На ней была тесная белая блузка и черное платье без рукавов, узкое и короткое. Черные туфли на высоких каблуках. Прямые светлые волосы заплетены в косу. По мнению режиссеров видеоклипов, именно так выглядят девочки из католических школ. Устраиваясь на работу, Франни, и впрямь закончившая когда-то католическую школу, не была уверена, готова ли она еще раз пройти испытание формой, но оказалось, что форма — это только цветочки. А вот музыка… Стоило Синатре завести «Хороший год», и Франни начинало казаться, что еще немного, и она как есть, изящно удерживая на одной руке поднос с коктейлями, шагнет в дверь-вертушку и навсегда растворится в зимней ночи.
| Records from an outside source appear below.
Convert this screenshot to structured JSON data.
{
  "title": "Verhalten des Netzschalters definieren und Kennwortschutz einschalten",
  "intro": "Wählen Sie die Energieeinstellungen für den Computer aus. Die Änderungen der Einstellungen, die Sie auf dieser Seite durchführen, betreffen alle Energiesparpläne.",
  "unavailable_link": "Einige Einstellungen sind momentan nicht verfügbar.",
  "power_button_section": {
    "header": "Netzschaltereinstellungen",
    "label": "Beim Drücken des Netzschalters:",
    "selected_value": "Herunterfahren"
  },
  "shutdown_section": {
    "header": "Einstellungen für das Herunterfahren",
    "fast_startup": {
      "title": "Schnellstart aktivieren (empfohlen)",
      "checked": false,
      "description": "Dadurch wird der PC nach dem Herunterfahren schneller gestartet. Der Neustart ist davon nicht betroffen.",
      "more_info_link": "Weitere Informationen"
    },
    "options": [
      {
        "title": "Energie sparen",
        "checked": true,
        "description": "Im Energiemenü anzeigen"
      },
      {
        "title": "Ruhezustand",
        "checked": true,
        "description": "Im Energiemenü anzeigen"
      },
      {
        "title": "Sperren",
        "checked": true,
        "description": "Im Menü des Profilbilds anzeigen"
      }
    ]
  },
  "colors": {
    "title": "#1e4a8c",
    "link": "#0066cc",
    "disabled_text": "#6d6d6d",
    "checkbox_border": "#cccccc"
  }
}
Фред кивнул. Выглядел он солидно, этаким отцом семейства, но мудрого папочку из себя не корчил, и в его ответе не было ни снисходительности, ни высокомерия. Толку, правда, не было тоже.

— К этому привыкаешь. Поверь мне, я тут уже почти пять лет.

— Но я не собираюсь застревать здесь на пять лет. И не желаю привыкать.

В глазах ночного администратора мелькнула едва заметная обида. Франни попыталась исправиться:

— А нельзя ли разжиться еще парой кассет? Даже тех же исполнителей? К самой музыке у меня никаких претензий. То есть немного разнообразия нам бы не помешало, но беда не в этом. Беда в бесконечной шарманке. Ведь есть же у этих ребят и другие песни.

— А у нас где-то были другие кассеты, — сказал Фред, оглядывая свой крошечный кабинет без окон, — только переставлять их некому.

— Давайте я буду переставлять.

Фред поднялся из-за стола, заваленного бумагами, и легонько потрепал Франни по плечу. В этом баре всяк норовил потрогать ближнего своего: официантки, прощаясь в конце смены, целовались, администратор мог приобнять, а уборщик посуды, если не сунуть ему сколько положено чаевых, — как бы невзначай облапить за бедра, протискиваясь к мойкам. И посетители, о боже, посетители вечно распускали руки. За два года на юридическом к Франни никто не прикоснулся, но то было на юридическом: любой, продержавшийся там первые две недели, быстро ухватывал связь между деянием и наказанием. Фред стоял так близко, что до Франни доносился легкий водочный душок, и Франни удивилась тому, что ее нос еще способен улавливать и различать запахи спиртного.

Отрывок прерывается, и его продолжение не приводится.